The roadside photographs must continue, and an area that is best visited in the winter, spring, and fall is Tucson, Arizona. Flooded with snowbirds in the winter, people who move to the warmth during the cold months from the northern United States, Tucson sits in a fairly flat valley with the famous Saguaro National Parks on both sides. Sitting just west of Highway 10 is the very old St. Xavier Mission, the "White Dove of the Desert."

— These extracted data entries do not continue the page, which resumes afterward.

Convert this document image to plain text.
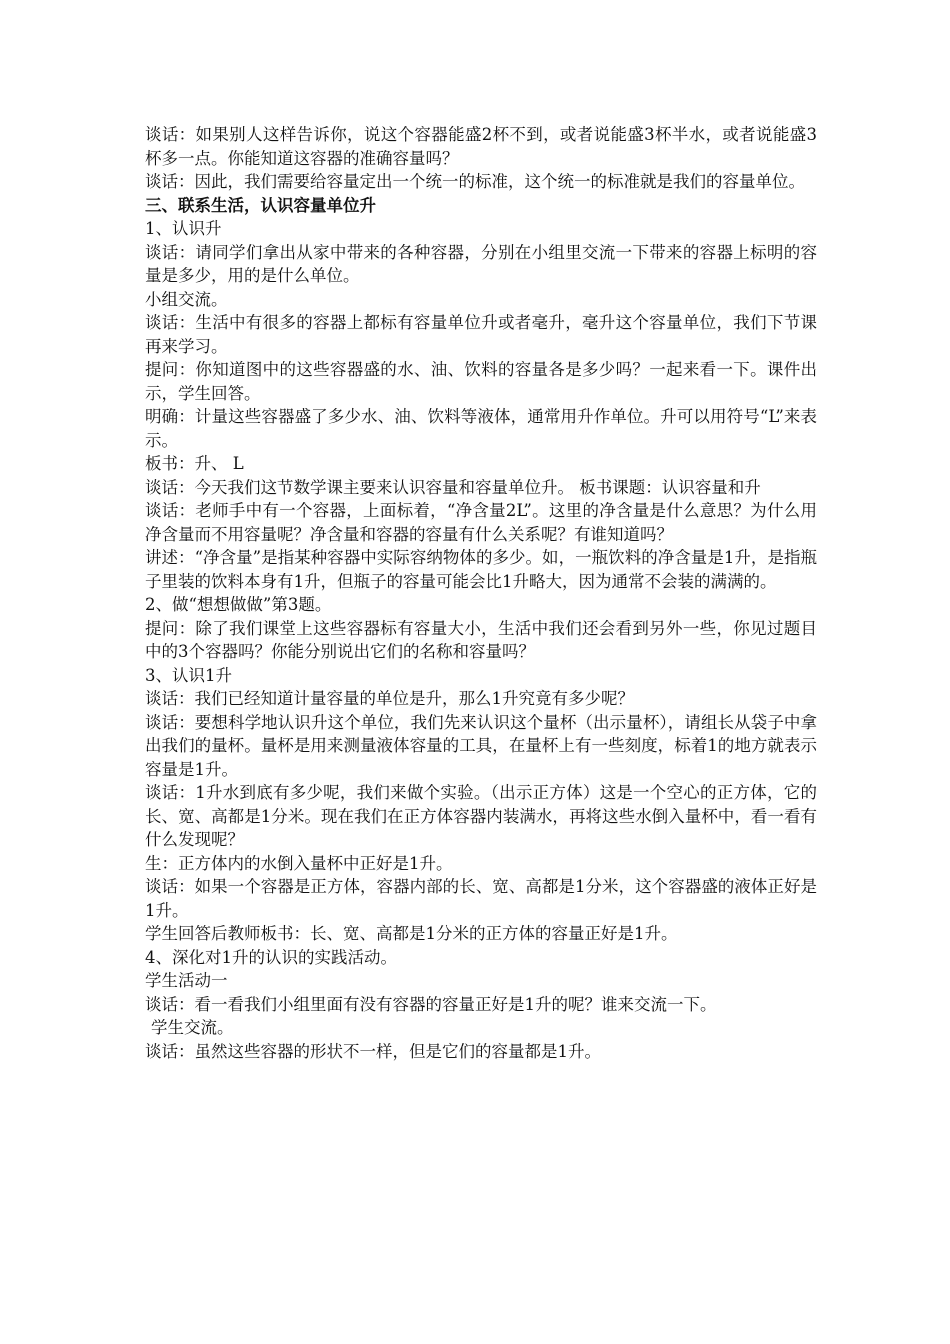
谈话：如果别人这样告诉你，说这个容器能盛2杯不到，或者说能盛3杯半水，或者说能盛3杯多一点。你能知道这容器的准确容量吗？

谈话：因此，我们需要给容量定出一个统一的标准，这个统一的标准就是我们的容量单位。

三、联系生活，认识容量单位升

1、认识升

谈话：请同学们拿出从家中带来的各种容器，分别在小组里交流一下带来的容器上标明的容量是多少，用的是什么单位。

小组交流。

谈话：生活中有很多的容器上都标有容量单位升或者毫升，毫升这个容量单位，我们下节课再来学习。

提问：你知道图中的这些容器盛的水、油、饮料的容量各是多少吗？一起来看一下。课件出示，学生回答。

明确：计量这些容器盛了多少水、油、饮料等液体，通常用升作单位。升可以用符号“L”来表示。

板书：升、 L

谈话：今天我们这节数学课主要来认识容量和容量单位升。 板书课题：认识容量和升

谈话：老师手中有一个容器，上面标着，“净含量2L”。这里的净含量是什么意思？为什么用净含量而不用容量呢？净含量和容器的容量有什么关系呢？有谁知道吗？

讲述：“净含量”是指某种容器中实际容纳物体的多少。如，一瓶饮料的净含量是1升，是指瓶子里装的饮料本身有1升，但瓶子的容量可能会比1升略大，因为通常不会装的满满的。

2、做“想想做做”第3题。

提问：除了我们课堂上这些容器标有容量大小，生活中我们还会看到另外一些，你见过题目中的3个容器吗？你能分别说出它们的名称和容量吗？

3、认识1升

谈话：我们已经知道计量容量的单位是升，那么1升究竟有多少呢？

谈话：要想科学地认识升这个单位，我们先来认识这个量杯（出示量杯），请组长从袋子中拿出我们的量杯。量杯是用来测量液体容量的工具，在量杯上有一些刻度，标着1的地方就表示容量是1升。

谈话：1升水到底有多少呢，我们来做个实验。（出示正方体）这是一个空心的正方体，它的长、宽、高都是1分米。现在我们在正方体容器内装满水，再将这些水倒入量杯中，看一看有什么发现呢？

生：正方体内的水倒入量杯中正好是1升。

谈话：如果一个容器是正方体，容器内部的长、宽、高都是1分米，这个容器盛的液体正好是1升。

学生回答后教师板书：长、宽、高都是1分米的正方体的容量正好是1升。

4、深化对1升的认识的实践活动。

学生活动一

谈话：看一看我们小组里面有没有容器的容量正好是1升的呢？谁来交流一下。

学生交流。

谈话：虽然这些容器的形状不一样，但是它们的容量都是1升。
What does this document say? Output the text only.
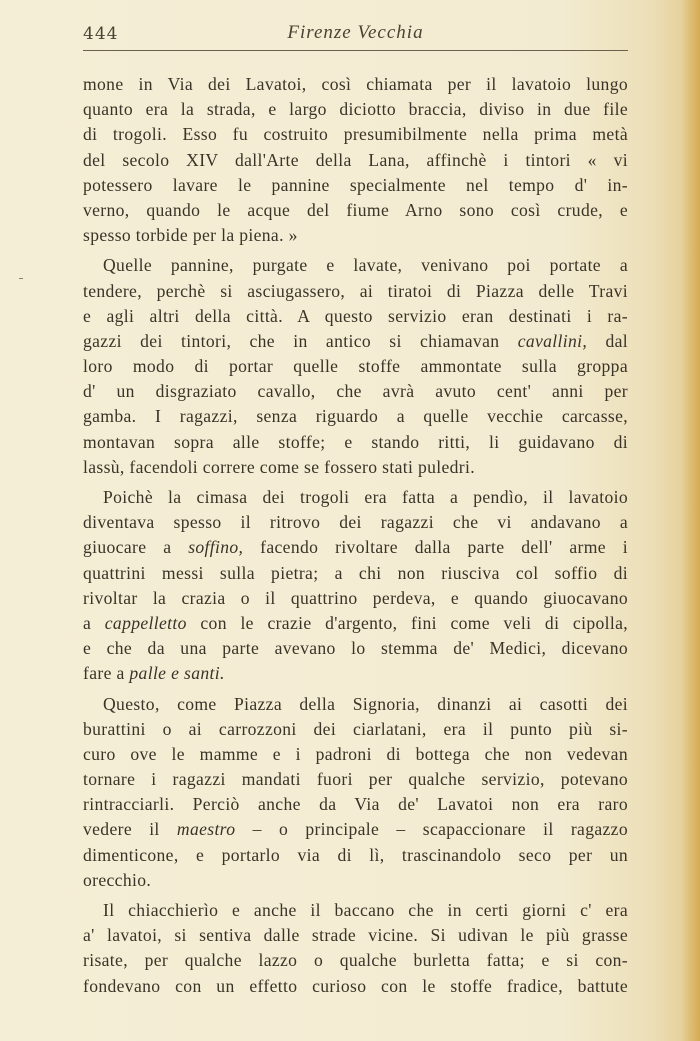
444	Firenze Vecchia
mone in Via dei Lavatoi, così chiamata per il lavatoio lungo
quanto era la strada, e largo diciotto braccia, diviso in due file
di trogoli. Esso fu costruito presumibilmente nella prima metà
del secolo XIV dall'Arte della Lana, affinchè i tintori « vi
potessero lavare le pannine specialmente nel tempo d' in-
verno, quando le acque del fiume Arno sono così crude, e
spesso torbide per la piena. »
Quelle pannine, purgate e lavate, venivano poi portate a
tendere, perchè si asciugassero, ai tiratoi di Piazza delle Travi
e agli altri della città. A questo servizio eran destinati i ra-
gazzi dei tintori, che in antico si chiamavan cavallini, dal
loro modo di portar quelle stoffe ammontate sulla groppa
d' un disgraziato cavallo, che avrà avuto cent' anni per
gamba. I ragazzi, senza riguardo a quelle vecchie carcasse,
montavan sopra alle stoffe; e stando ritti, li guidavano di
lassù, facendoli correre come se fossero stati puledri.
Poichè la cimasa dei trogoli era fatta a pendìo, il lavatoio
diventava spesso il ritrovo dei ragazzi che vi andavano a
giuocare a soffino, facendo rivoltare dalla parte dell' arme i
quattrini messi sulla pietra; a chi non riusciva col soffio di
rivoltar la crazia o il quattrino perdeva, e quando giuocavano
a cappelletto con le crazie d'argento, fini come veli di cipolla,
e che da una parte avevano lo stemma de' Medici, dicevano
fare a palle e santi.
Questo, come Piazza della Signoria, dinanzi ai casotti dei
burattini o ai carrozzoni dei ciarlatani, era il punto più si-
curo ove le mamme e i padroni di bottega che non vedevan
tornare i ragazzi mandati fuori per qualche servizio, potevano
rintracciarli. Perciò anche da Via de' Lavatoi non era raro
vedere il maestro – o principale – scapaccionare il ragazzo
dimenticone, e portarlo via di lì, trascinandolo seco per un
orecchio.
Il chiacchierìo e anche il baccano che in certi giorni c' era
a' lavatoi, si sentiva dalle strade vicine. Si udivan le più grasse
risate, per qualche lazzo o qualche burletta fatta; e si con-
fondevano con un effetto curioso con le stoffe fradice, battute
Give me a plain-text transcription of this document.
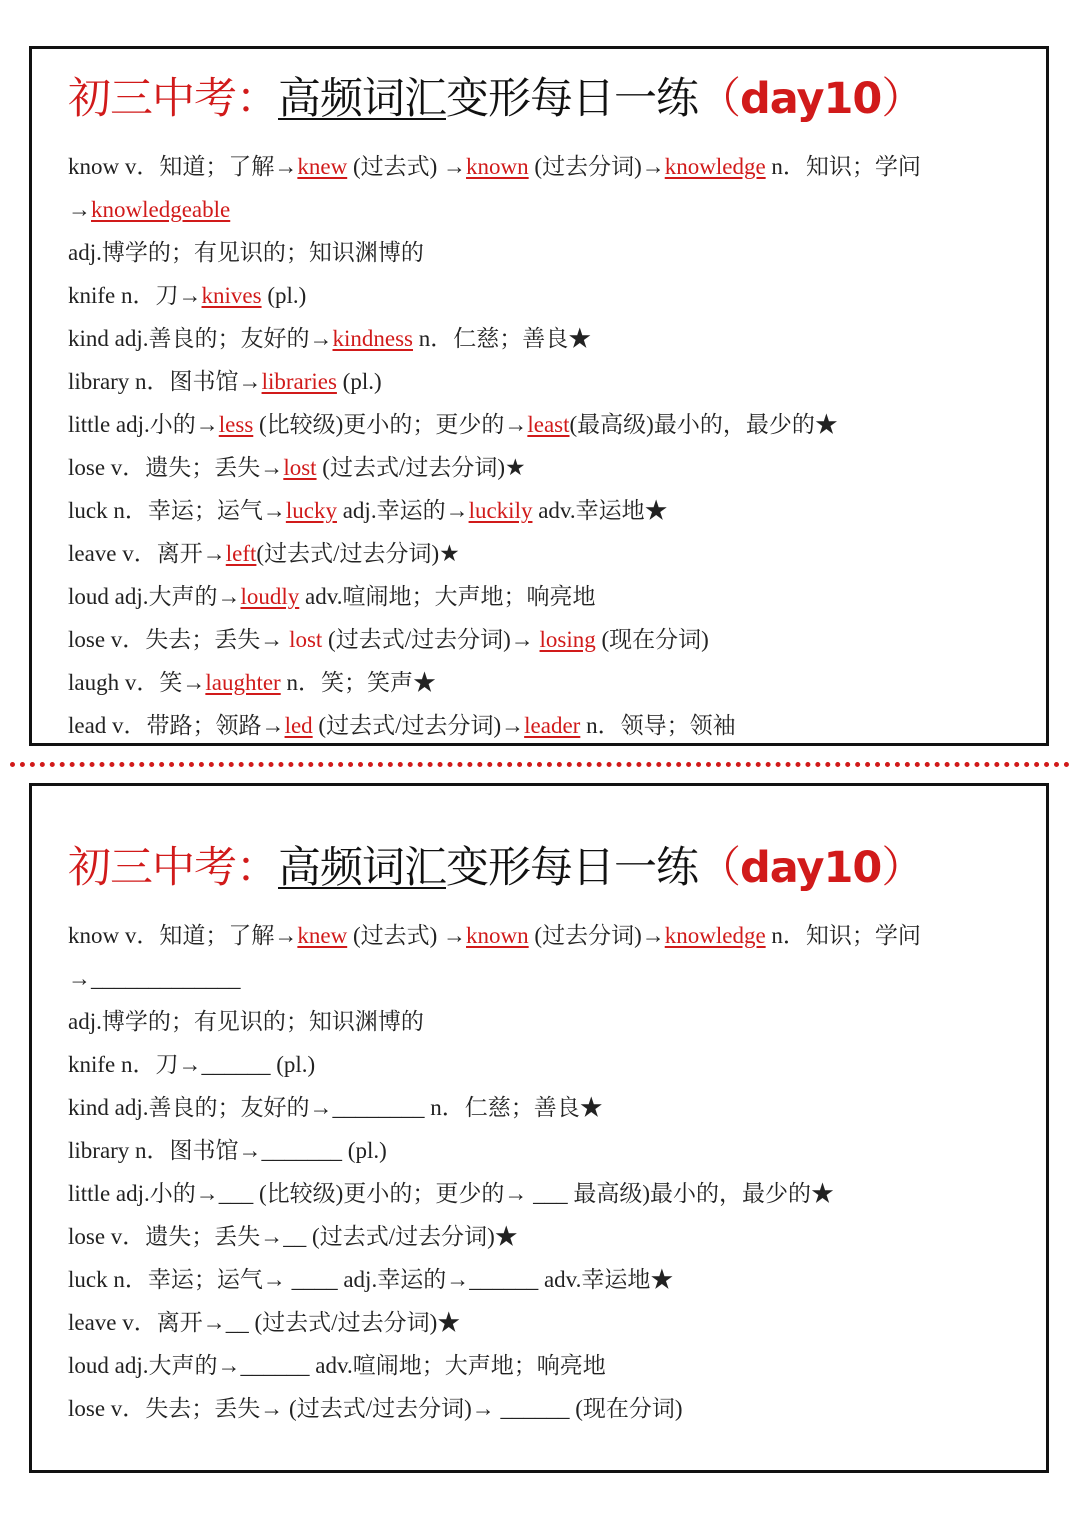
初三中考：高频词汇变形每日一练（day10）
know v．知道；了解→knew (过去式) →known (过去分词)→knowledge n．知识；学问
→knowledgeable
adj.博学的；有见识的；知识渊博的
knife n．刀→knives (pl.)
kind adj.善良的；友好的→kindness n．仁慈；善良★
library n．图书馆→libraries (pl.)
little adj.小的→less (比较级)更小的；更少的→least(最高级)最小的，最少的★
lose v．遗失；丢失→lost (过去式/过去分词)★
luck n．幸运；运气→lucky adj.幸运的→luckily adv.幸运地★
leave v．离开→left(过去式/过去分词)★
loud adj.大声的→loudly adv.喧闹地；大声地；响亮地
lose v．失去；丢失→ lost (过去式/过去分词)→ losing (现在分词)
laugh v．笑→laughter n．笑；笑声★
lead v．带路；领路→led (过去式/过去分词)→leader n．领导；领袖
初三中考：高频词汇变形每日一练（day10）
know v．知道；了解→knew (过去式) →known (过去分词)→knowledge n．知识；学问
→_____________
adj.博学的；有见识的；知识渊博的
knife n．刀→______ (pl.)
kind adj.善良的；友好的→________ n．仁慈；善良★
library n．图书馆→_______ (pl.)
little adj.小的→___ (比较级)更小的；更少的→ ___ 最高级)最小的，最少的★
lose v．遗失；丢失→__ (过去式/过去分词)★
luck n．幸运；运气→ ____ adj.幸运的→______ adv.幸运地★
leave v．离开→__ (过去式/过去分词)★
loud adj.大声的→______ adv.喧闹地；大声地；响亮地
lose v．失去；丢失→ (过去式/过去分词)→ ______ (现在分词)
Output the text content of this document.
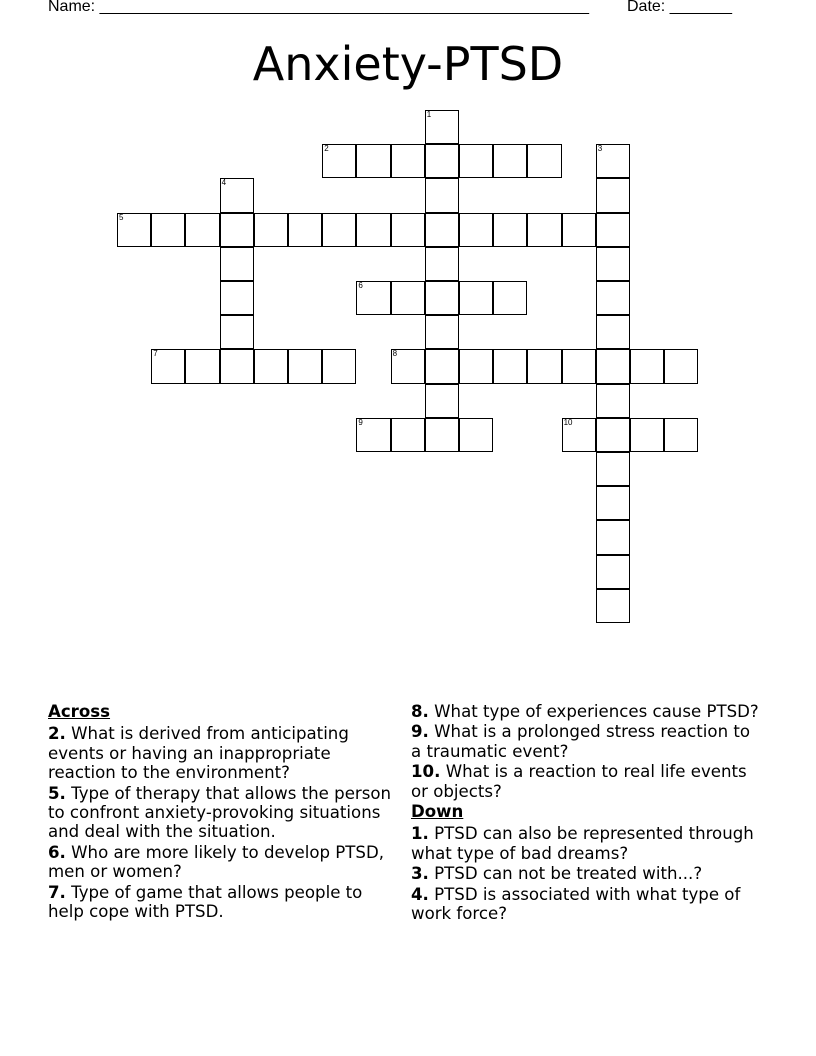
Name: _______________________________________________________ Date: _______
Anxiety-PTSD
1
2	3
4
5
6
7	8
9	10
Across
2. What is derived from anticipating events or having an inappropriate reaction to the environment?
5. Type of therapy that allows the person to confront anxiety-provoking situations and deal with the situation.
6. Who are more likely to develop PTSD, men or women?
7. Type of game that allows people to help cope with PTSD.
8. What type of experiences cause PTSD?
9. What is a prolonged stress reaction to a traumatic event?
10. What is a reaction to real life events or objects?
Down
1. PTSD can also be represented through what type of bad dreams?
3. PTSD can not be treated with...?
4. PTSD is associated with what type of work force?
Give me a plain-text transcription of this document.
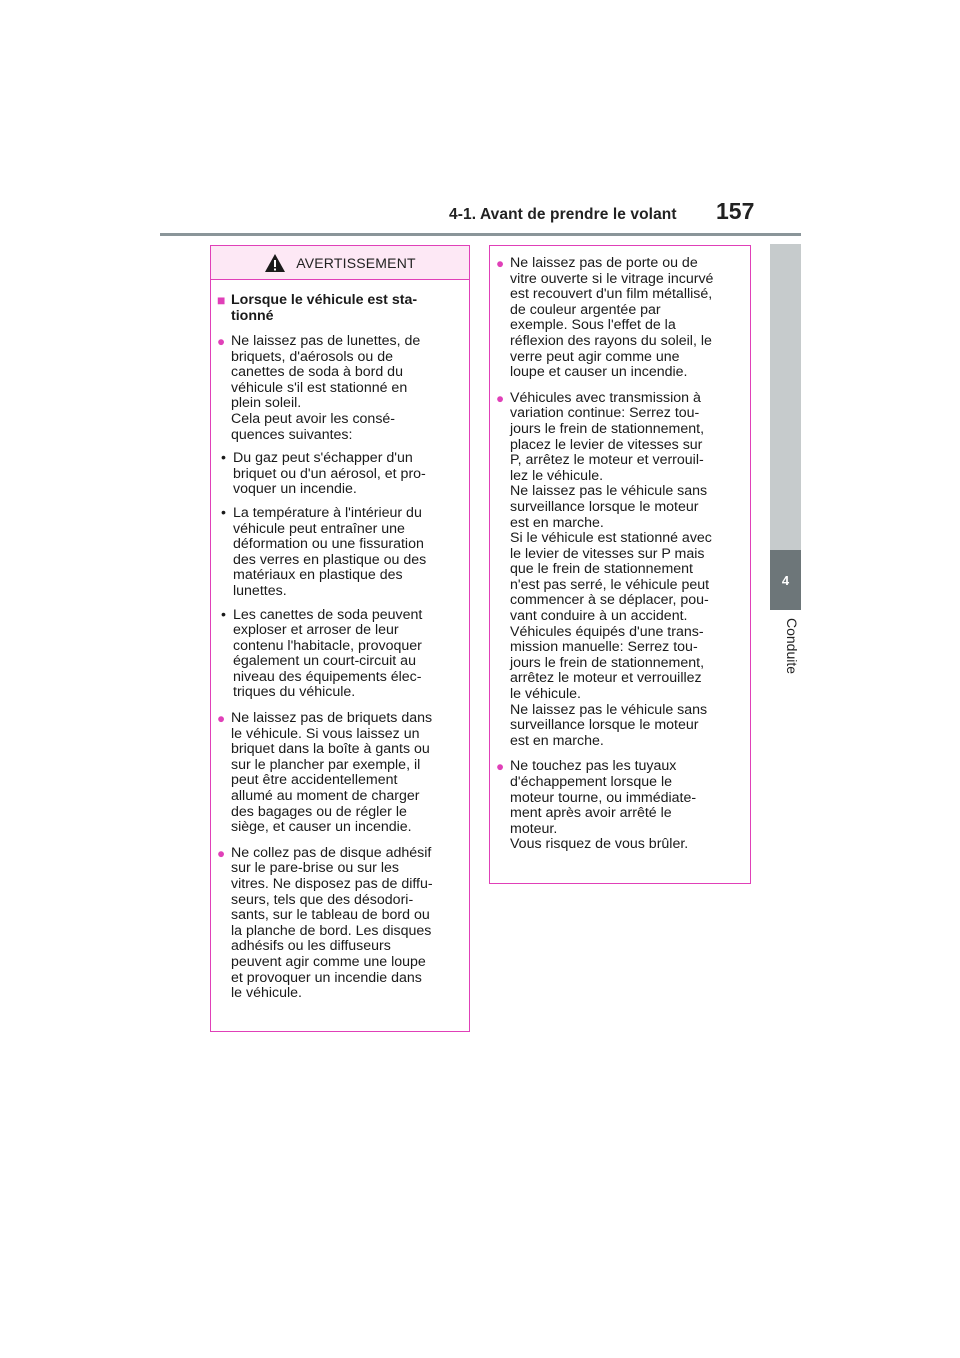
4-1. Avant de prendre le volant 157
4
Conduite
AVERTISSEMENT
■ Lorsque le véhicule est sta-
tionné
● Ne laissez pas de lunettes, de
briquets, d'aérosols ou de
canettes de soda à bord du
véhicule s'il est stationné en
plein soleil.
Cela peut avoir les consé-
quences suivantes:
• Du gaz peut s'échapper d'un
briquet ou d'un aérosol, et pro-
voquer un incendie.
• La température à l'intérieur du
véhicule peut entraîner une
déformation ou une fissuration
des verres en plastique ou des
matériaux en plastique des
lunettes.
• Les canettes de soda peuvent
exploser et arroser de leur
contenu l'habitacle, provoquer
également un court-circuit au
niveau des équipements élec-
triques du véhicule.
● Ne laissez pas de briquets dans
le véhicule. Si vous laissez un
briquet dans la boîte à gants ou
sur le plancher par exemple, il
peut être accidentellement
allumé au moment de charger
des bagages ou de régler le
siège, et causer un incendie.
● Ne collez pas de disque adhésif
sur le pare-brise ou sur les
vitres. Ne disposez pas de diffu-
seurs, tels que des désodori-
sants, sur le tableau de bord ou
la planche de bord. Les disques
adhésifs ou les diffuseurs
peuvent agir comme une loupe
et provoquer un incendie dans
le véhicule.
● Ne laissez pas de porte ou de
vitre ouverte si le vitrage incurvé
est recouvert d'un film métallisé,
de couleur argentée par
exemple. Sous l'effet de la
réflexion des rayons du soleil, le
verre peut agir comme une
loupe et causer un incendie.
● Véhicules avec transmission à
variation continue: Serrez tou-
jours le frein de stationnement,
placez le levier de vitesses sur
P, arrêtez le moteur et verrouil-
lez le véhicule.
Ne laissez pas le véhicule sans
surveillance lorsque le moteur
est en marche.
Si le véhicule est stationné avec
le levier de vitesses sur P mais
que le frein de stationnement
n'est pas serré, le véhicule peut
commencer à se déplacer, pou-
vant conduire à un accident.
Véhicules équipés d'une trans-
mission manuelle: Serrez tou-
jours le frein de stationnement,
arrêtez le moteur et verrouillez
le véhicule.
Ne laissez pas le véhicule sans
surveillance lorsque le moteur
est en marche.
● Ne touchez pas les tuyaux
d'échappement lorsque le
moteur tourne, ou immédiate-
ment après avoir arrêté le
moteur.
Vous risquez de vous brûler.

ST. XAVIER CHURCH, TUCSON, ARIZONA
The current St. Xavier Mission was started in 1783 and was finished in 1797, although it was previously under construction as early as 1692. Following Mexican independence in 1821, the mission belonged to Mexico until 1854 when it was part of the Gadsden Purchase. It seems that the mission has always been a Franciscan edifice, and the Franciscan Sisters of Christian Charity still reside and teach there. It remains a functioning religious building for the faithful of the area. The building is constructed of low-fire clay brick, stone and lime mortar, and the "entire structure is roofed with masonry vaults, making it unique among Spanish Colonial buildings within the US borders." (www.sanxaviermission.org).
Ansel Adams made a photograph of this mission, from about the same location as you see here. His does not have the palm tree in the middleground, nor does it have the cactus off to the left. I took many different images on three separate occasions, all of which were around late afternoon, sunset, and then dusk. Dusk is actually quite nice, as the mission glows white and pink in the light. A small hill to the east of the mission also gives a nice vantage point and gives the mission some context of the surrounding buildings and desert valley. Here, I shot with a Canon 5D Mark II and a 70-200 mm lens. Overall, the light gives nice contrast around the dome and the shadows emerge, off-setting the great shape of this building. The colors, of course, speak for themselves. I was using a circular-polarizer filter, and was using it pretty heavily. You may notice that the blues in the sky are very rich, a product of that harsh polarization.
JOEL'S EQUIPMENT FOR THE SHOT
GETTING THERE: Go south out of Tucson on Highway 19 and take Exit 92 and head west. There is excellent signage, and you will soon see the church to the northwest.
WHERE TO EAT/STAY: There are all the usual motel/hotel options in Tucson, but food can be another story. Search out the Mexican food, of course, but I enjoyed a particularly stylish and fresh restaurant call The Hub with a reasonable selection, great ambiance, and ice cream to die for.